I have seen hundreds of pictures of trawlers with the tow rope dissappearing off the photo but none of the old lass. I have one hopefully attached.


Regards
tugboat142
Grimsby


----------



## trotterdotpom (Apr 29, 2005)

On the Grimsby "distant water" trawlers the duty free entitlement was 100 cigarettes and no booze. However it was normal to buy a "docking bottle" - usually Rum (possibly Four Bells, I can't remember). If the ship berthed on arrival there was never a problem with customs, you just grabbed your stuff and went home. 
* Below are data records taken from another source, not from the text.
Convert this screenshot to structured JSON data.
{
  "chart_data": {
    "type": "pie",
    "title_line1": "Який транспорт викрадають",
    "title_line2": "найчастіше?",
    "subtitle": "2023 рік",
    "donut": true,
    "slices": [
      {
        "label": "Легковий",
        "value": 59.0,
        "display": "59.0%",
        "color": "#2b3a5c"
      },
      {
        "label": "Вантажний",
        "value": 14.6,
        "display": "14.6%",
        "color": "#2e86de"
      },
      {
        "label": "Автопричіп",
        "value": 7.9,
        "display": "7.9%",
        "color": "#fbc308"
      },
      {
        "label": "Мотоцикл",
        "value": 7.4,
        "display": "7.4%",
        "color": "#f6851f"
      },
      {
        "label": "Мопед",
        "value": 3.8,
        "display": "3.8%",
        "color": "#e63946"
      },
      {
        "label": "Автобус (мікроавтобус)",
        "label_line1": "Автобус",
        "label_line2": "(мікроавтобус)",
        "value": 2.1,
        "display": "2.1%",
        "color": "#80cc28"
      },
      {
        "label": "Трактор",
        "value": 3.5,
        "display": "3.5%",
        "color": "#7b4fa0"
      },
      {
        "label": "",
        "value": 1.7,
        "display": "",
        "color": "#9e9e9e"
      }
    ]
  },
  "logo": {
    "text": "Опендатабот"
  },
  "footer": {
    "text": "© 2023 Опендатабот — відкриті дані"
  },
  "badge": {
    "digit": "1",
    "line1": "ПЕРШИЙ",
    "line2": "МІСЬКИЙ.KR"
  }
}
However, if the ship missed the tide and anchored in the Humber, the mighty "Brenda Fisher" would appear to take all but non-essential crew ashore. The trouble was she deposited us at the quay in front of the Customs House! It wasn't uncommon for the Customs Officers to come out and tip everyone's bag out and confiscate any contraband. Because of this the docking bottles would be demolished in the half hour that it took to get ashore. What a mess that caused! 

John T.


----------



## tugboat142 (Oct 3, 2005)

*M/Tug Brenda Fisher*

What trotterdotpom says is absolutely true. We had to drop crews in the royal dock basin and they had to cross the lock gates to their taxis etc near the Custom house. All taxis where warned to come that side or they would have problems. I recall a taxi who took a chance and was stopped before they got off the dock and his car was strip searched, inside all the panels, seats out the lot. He lost the rest of the days business.
A funny story I recall was has we entered the basin there was a group of pilots waiting at the top of the landing steps waiting to go out to spurn. I heard one of the crew say look Bloody customs waiting for us. Didnt think much of until we headed out and I found about ten tins of Old friend tobbacco stashed all over the tug. that was a good day.
tugboat142
Gy


----------



## fred306 (Jan 7, 2011)

those where the days magic


----------